The Snow In The Summer or So-So

15February

Two Songs a Week: Kidneys

Bad language wasn't usually cause for anything short of A-list rotation - in 1990, EMF managed to suggest that listeners to Unbelievable should copulate and travel, while Kylie sung about being fucked to my very foundations on her 1991 hit Shocked. Yes, the Super Furry Animals did find that calling your hit The man don't give a fuck was a bit too much, even for 1996, but bad language has never been a show-stopper. Heck, witness the inexplicable rise of incomprehensible rappers such as Emma Nem, 28 New Pence, and Akron.

If there's one common thread in most of the songs Radio 1 failed to play, at least before the liberalisation of the Beerling and Bannister eras, it was sex. The innoccuous There ain't nothing like shagging, a minor hit in late 1987 for the Tams who were promoting their dance craze, somehow fell foul of Bruno Brayne's producer at the time. We've already spoken about George Michael, but the heyday of the ban was in the early years of Radio 1. There was a good reason not to play such dreck as Max Romeo's Wet dream and Ivor Biggun's Winker's song (Misprint), the reason being that these records were atrocious musically. But when such arguable classics as the Stones' Let's spend the night together and Donna Summer's Love to love you are completely removed from the playlist, it's clear that the BBC is not basing its judgements entirely on musical merit. That's not an argument we can use against their refusal to play the Prodigy's 1997 hit Smack my bitch up in daytime; again, that particular record is worth its weight in air.

Contrary to popular belief, only one record has been completely banned while the number one selling single. It's not Relax.
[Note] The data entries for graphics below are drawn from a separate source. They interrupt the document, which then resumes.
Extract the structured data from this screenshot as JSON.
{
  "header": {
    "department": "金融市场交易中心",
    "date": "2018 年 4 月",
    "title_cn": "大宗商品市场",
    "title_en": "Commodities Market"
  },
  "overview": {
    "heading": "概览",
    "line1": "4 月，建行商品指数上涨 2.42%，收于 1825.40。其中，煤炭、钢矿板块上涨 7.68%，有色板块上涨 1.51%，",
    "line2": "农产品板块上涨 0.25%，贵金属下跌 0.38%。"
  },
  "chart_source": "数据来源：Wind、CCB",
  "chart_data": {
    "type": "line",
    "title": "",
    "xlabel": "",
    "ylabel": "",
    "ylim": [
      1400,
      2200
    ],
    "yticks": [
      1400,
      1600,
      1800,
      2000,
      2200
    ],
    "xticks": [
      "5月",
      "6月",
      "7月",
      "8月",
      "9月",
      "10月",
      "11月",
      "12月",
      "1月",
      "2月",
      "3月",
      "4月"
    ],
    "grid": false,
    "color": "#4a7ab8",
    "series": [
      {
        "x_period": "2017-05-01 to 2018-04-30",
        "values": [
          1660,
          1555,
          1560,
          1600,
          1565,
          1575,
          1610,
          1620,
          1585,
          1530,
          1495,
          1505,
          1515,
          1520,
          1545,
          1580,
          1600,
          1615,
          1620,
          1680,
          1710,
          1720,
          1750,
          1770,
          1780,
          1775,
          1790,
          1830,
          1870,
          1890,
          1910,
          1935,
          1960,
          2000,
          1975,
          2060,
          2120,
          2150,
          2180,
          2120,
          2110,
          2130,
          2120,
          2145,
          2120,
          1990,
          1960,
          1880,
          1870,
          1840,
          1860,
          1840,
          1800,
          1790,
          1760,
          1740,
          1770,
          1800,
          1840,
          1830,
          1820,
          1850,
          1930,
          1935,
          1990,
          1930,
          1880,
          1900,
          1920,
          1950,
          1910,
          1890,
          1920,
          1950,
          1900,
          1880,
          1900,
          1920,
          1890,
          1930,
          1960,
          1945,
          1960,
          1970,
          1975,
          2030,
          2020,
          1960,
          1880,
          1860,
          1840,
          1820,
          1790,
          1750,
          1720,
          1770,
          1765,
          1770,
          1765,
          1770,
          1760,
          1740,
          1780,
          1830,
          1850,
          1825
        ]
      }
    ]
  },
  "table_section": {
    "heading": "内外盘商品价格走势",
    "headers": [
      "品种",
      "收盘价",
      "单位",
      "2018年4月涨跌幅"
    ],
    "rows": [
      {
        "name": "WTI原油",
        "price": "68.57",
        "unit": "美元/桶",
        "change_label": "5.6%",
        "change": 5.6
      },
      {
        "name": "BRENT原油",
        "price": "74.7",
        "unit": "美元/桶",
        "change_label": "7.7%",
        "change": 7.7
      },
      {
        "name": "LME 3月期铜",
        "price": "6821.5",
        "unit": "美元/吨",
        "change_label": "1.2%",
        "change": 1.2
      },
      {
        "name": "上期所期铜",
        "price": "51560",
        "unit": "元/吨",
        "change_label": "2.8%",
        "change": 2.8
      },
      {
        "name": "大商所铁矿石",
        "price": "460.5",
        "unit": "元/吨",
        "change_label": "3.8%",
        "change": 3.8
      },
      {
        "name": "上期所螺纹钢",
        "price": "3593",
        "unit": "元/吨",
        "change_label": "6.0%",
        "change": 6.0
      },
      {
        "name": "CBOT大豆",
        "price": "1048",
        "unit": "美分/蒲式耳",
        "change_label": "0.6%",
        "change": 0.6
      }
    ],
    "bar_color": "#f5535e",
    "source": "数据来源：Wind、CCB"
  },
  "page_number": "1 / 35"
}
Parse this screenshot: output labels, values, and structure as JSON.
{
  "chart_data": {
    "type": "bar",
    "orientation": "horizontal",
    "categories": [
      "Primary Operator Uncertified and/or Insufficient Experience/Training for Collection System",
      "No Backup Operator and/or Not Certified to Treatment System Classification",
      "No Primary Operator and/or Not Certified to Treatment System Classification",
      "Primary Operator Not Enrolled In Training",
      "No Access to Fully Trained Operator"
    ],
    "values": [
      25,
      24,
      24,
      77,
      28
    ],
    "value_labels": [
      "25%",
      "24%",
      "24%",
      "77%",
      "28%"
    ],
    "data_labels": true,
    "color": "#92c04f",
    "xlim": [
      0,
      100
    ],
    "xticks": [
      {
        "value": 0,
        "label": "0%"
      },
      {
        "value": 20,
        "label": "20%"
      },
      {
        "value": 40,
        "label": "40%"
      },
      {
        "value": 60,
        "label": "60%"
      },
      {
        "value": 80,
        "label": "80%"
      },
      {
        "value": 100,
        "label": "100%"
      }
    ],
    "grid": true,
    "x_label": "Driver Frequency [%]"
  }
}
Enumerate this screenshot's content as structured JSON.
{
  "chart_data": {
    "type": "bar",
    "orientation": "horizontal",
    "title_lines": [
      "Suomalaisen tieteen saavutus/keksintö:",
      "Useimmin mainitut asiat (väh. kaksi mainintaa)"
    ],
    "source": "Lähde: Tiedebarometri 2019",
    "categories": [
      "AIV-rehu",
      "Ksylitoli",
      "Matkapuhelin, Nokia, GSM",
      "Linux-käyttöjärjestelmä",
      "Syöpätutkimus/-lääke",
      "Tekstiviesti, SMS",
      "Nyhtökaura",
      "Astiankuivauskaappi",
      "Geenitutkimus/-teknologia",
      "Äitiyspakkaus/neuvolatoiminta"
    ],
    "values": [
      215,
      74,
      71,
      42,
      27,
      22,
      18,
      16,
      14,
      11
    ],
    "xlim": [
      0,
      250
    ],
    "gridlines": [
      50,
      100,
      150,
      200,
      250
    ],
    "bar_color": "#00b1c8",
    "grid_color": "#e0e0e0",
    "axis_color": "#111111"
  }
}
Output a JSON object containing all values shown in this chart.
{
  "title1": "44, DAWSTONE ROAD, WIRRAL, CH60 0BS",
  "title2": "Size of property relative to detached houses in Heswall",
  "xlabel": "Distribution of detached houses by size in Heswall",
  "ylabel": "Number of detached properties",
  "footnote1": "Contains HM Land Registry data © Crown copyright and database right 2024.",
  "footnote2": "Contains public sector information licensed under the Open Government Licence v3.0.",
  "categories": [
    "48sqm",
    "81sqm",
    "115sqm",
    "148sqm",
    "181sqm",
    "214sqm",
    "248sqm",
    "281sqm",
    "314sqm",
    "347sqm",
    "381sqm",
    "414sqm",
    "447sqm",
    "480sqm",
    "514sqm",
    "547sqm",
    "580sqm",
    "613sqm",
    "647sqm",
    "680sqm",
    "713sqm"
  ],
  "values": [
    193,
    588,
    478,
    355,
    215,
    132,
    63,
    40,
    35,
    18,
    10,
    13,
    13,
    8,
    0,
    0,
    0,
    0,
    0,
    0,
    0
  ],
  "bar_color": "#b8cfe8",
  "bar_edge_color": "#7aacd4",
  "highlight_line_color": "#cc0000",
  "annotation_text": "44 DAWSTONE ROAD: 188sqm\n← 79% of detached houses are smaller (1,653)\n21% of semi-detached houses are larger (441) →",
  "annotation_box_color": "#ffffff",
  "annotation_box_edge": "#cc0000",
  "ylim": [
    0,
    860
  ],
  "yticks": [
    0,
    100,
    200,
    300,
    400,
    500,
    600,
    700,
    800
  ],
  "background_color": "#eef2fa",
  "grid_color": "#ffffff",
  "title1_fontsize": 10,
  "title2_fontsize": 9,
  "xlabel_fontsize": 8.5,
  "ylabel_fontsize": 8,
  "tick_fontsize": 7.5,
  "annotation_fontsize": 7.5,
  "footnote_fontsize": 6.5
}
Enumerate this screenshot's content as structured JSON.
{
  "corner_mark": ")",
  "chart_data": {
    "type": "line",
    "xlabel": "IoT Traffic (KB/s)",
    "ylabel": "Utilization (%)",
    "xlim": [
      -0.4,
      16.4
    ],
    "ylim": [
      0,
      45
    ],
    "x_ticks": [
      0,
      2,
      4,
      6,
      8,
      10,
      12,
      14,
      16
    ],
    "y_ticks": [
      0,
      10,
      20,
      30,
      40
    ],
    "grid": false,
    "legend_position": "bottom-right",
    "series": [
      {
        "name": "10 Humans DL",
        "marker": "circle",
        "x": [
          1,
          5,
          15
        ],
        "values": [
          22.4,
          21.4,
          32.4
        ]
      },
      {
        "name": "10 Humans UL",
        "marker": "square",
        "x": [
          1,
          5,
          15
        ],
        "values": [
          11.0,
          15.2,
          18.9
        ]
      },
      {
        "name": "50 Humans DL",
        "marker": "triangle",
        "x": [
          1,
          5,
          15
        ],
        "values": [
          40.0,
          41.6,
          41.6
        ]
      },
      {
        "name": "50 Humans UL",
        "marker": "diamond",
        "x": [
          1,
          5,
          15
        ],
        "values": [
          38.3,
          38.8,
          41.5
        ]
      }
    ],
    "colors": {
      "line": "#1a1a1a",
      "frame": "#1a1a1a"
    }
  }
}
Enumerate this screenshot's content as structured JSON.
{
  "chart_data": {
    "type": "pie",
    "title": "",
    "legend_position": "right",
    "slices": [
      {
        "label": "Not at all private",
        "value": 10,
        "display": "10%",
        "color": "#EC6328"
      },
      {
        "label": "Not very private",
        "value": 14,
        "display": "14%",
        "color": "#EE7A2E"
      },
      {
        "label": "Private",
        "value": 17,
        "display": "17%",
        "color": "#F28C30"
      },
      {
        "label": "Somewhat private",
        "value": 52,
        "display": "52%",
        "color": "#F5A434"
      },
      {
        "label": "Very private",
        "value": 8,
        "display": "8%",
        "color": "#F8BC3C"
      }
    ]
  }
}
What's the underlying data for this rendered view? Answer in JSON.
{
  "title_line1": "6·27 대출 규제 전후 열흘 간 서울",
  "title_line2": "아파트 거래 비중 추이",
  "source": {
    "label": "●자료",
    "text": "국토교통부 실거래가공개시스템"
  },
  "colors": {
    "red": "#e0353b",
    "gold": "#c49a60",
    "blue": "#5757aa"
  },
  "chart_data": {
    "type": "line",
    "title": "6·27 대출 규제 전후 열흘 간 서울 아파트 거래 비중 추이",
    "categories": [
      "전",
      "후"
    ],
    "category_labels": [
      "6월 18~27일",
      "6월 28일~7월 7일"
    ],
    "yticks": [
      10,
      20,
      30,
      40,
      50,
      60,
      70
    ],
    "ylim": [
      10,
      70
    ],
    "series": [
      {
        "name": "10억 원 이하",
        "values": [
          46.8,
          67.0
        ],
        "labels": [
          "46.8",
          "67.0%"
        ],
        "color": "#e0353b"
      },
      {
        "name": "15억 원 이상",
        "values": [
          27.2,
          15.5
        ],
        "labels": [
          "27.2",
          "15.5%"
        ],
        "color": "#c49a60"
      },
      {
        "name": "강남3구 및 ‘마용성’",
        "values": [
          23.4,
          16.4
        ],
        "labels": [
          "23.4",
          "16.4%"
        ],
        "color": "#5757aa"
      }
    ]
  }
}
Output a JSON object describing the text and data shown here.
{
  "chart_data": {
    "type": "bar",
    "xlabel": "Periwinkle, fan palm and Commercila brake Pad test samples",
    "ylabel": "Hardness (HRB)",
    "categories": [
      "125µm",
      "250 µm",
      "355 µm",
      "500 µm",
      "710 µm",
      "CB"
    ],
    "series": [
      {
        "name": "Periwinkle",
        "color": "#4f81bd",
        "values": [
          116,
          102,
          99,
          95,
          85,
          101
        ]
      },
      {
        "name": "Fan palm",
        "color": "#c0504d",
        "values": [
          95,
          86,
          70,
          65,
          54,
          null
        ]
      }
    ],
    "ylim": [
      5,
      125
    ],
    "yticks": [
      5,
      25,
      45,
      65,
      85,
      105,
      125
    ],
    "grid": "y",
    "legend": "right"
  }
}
Though Frankie Goes To Hollywood's 1984 best-seller would never have spent five weeks on top if Mike Read hadn't been short of time before the news one morning, Tommy Vance received special dispensation to play the record at the end of the Top 40 show in the weeks when it was number one. The tune was also played in Richard Skinner's end-of-year countdown, without a mention of the ten-month gap since it had last been heard.

No, the single number one never to be played on the Top 40 is Je t'aime... moi non plus, in a version recorded by Serge Gainsbourg and Jane Birkin. There were many competing versions doing the rounds at the time, because old Serge had been liberal in his choice of recording partners. Miss Birkin's was one of the later recordings, and she said that she only did the song because everyone else was doing it.

The version of this song we present for your review is not the original. It's topped and tailed as though part of a BBC World Service programme, and the announcer gives a literal translation of the lyrics, in an effort to explain exactly why it's not being played on the domestic service. We believe that this particular version was recorded as a spoof by staff at Bush House, probably during the early 1970s.